PACHUCA, HIDALGO.— Lo que debía ser un ejercicio de rendición de cuentas terminó convertido en un episodio de comunicación política que abrió cuestionamientos sobre los límites entre el informe legislativo, el espectáculo y la promoción política rumbo a 2027.
La senadora de Morena por Hidalgo, Simey Olvera Bautista, provocó polémica después de que en el cierre de su segundo informe de labores, realizado en Ixmiquilpan, apareciera Tamara Henaine, actriz y comediante que caracteriza a la presidenta Claudia Sheinbaum bajo el personaje de “Claudita”.
La escena tuvo una carga política difícil de ignorar: caracterizada como la titular del Ejecutivo federal, Henaine presentó a Olvera ante los asistentes y le dedicó elogios durante un evento que culminó una gira de asambleas informativas por los siete distritos de Hidalgo.
El problema para la legisladora no fue únicamente la parodia. Fue el contexto.
Simey Olvera figura entre los perfiles políticos mencionados rumbo a la sucesión gubernamental de Hidalgo y sus recorridos han alimentado las lecturas sobre una eventual aspiración electoral. Bajo esa circunstancia, incorporar a una actriz caracterizada como la Presidenta inevitablemente generó otra interpretación: la intención de asociar visual y simbólicamente su imagen con la de Claudia Sheinbaum.
Y ahí está el punto políticamente delicado.
Una cosa es recurrir al humor y otra convertir un acto institucional de rendición de cuentas en una escenografía donde resulta complicado distinguir dónde termina el entretenimiento y dónde comienza la construcción de una candidatura.
La controversia escaló en redes sociales, donde surgieron cuestionamientos por el empleo de la figura presidencial en un evento que, en principio, debería concentrarse en resultados, iniciativas, votaciones y trabajo parlamentario. También hubo quienes asumieron la aparición simplemente como una expresión humorística.
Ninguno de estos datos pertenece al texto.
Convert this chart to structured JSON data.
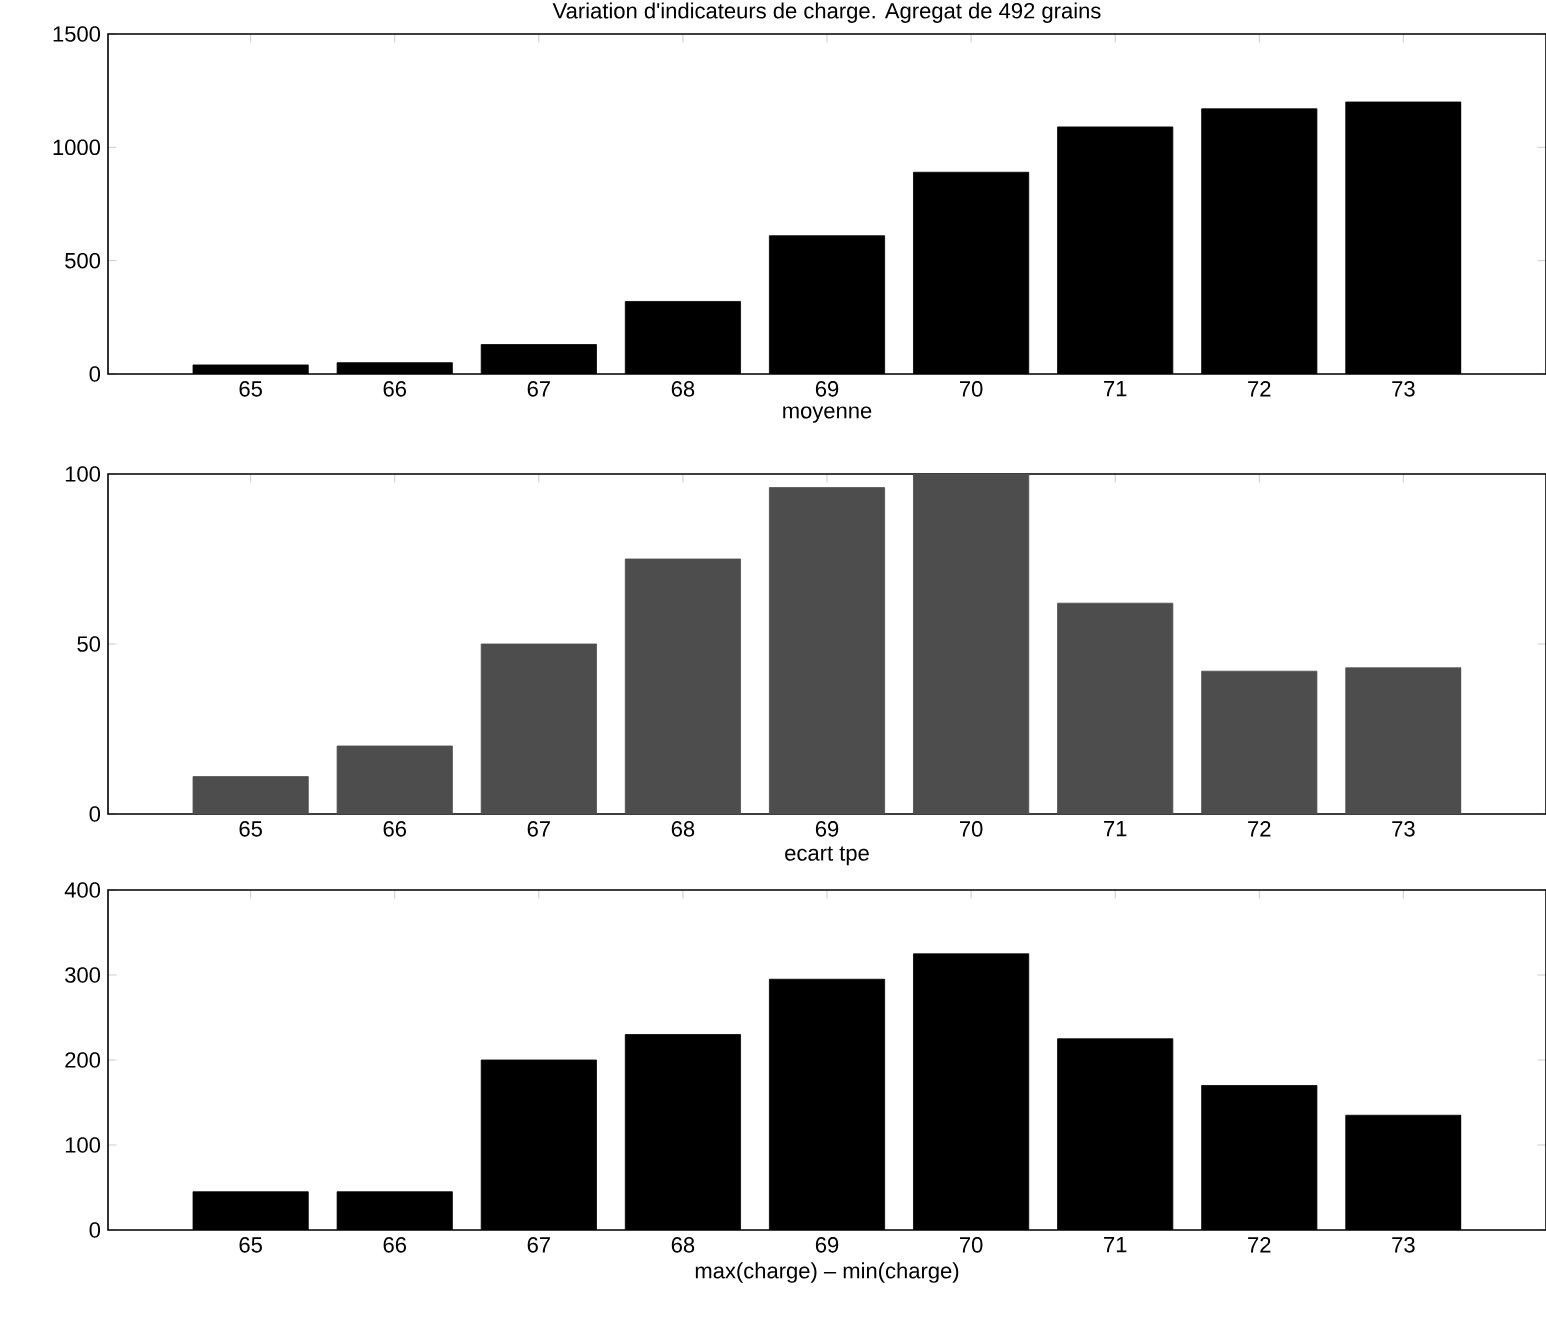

Al acto acudió además el senador Gerardo Fernández Noroña, agregando peso político a una concentración que formalmente correspondía a la presentación de resultados legislativos.
La polémica aparece en un momento particularmente sensible para Morena, cuando las piezas comienzan a moverse rumbo a las elecciones de 2027 y cualquier acto multitudinario protagonizado por quienes tienen aspiraciones adquiere inevitablemente una lectura sucesoria.
Por eso, detrás de “Claudita” existe una discusión bastante más seria: hasta qué punto los informes de labores siguen funcionando como auténticos mecanismos de rendición de cuentas y en qué momento comienzan a convertirse en plataformas de posicionamiento electoral.
La imitación pudo provocar risas. Políticamente, sin embargo, dejó una pregunta incómoda: si los resultados legislativos son suficientemente sólidos, ¿para qué recurrir a la imagen —aunque sea mediante una parodia— de la mujer políticamente más poderosa del país?